Ça devient difficile d'être de gauche, surtout si l'on est pas de droite

Guy Bedos 

DÉCLARATION de l’ACADÉMIE FRANÇAISE

sur l'ÉCRITURE

dite « INCLUSIVE »

adoptée à l’unanimité de ses membres dans la séance du jeudi 26 octobre 2017

Prenant acte de la diffusion d’une « écriture inclusive » qui prétend s’imposer comme norme, l’Académie française élève à l’unanimité une solennelle mise en garde. La multiplication des marques orthographiques et syntaxiques qu’elle induit aboutit à une langue désunie, disparate dans son expression, créant une confusion qui confine à l’illisibilité. On voit mal quel est l’objectif poursuivi et comment il pourrait surmonter les obstacles pratiques d’écriture, de lecture – visuelle ou à voix haute – et de prononciation. Cela alourdirait la tâche des pédagogues.
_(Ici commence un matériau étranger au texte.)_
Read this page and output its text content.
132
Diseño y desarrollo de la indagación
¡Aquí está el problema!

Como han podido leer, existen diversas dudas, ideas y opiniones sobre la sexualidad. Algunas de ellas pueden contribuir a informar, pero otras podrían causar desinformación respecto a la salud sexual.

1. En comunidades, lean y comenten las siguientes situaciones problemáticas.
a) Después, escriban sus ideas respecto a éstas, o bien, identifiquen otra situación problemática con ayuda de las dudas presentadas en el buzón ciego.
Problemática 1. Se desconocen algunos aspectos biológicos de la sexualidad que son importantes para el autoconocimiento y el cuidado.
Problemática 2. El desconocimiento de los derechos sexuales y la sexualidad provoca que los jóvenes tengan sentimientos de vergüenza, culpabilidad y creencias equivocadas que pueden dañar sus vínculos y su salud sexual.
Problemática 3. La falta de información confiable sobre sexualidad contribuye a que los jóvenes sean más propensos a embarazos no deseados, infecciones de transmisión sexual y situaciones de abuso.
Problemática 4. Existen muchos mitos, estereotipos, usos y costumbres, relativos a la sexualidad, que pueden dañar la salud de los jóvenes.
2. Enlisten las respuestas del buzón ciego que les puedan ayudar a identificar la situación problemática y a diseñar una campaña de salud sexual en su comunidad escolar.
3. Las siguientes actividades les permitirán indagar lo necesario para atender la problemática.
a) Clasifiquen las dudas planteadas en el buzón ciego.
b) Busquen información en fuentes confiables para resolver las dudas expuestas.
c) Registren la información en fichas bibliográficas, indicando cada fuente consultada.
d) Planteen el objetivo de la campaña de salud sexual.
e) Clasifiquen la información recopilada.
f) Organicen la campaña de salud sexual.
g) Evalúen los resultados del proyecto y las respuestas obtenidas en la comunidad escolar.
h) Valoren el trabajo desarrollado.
Cela compliquerait plus encore celle des lecteurs.

Plus que toute autre institution, l’Académie française est sensible aux évolutions et aux innovations de la langue, puisqu’elle a pour mission de les codifier. En cette occasion, c’est moins en gardienne de la norme qu’en garante de l’avenir qu’elle lance un cri d’alarme : devant cette aberration « inclusive », la langue française se trouve désormais en péril mortel, ce dont notre nation est dès aujourd’hui comptable devant les générations futures.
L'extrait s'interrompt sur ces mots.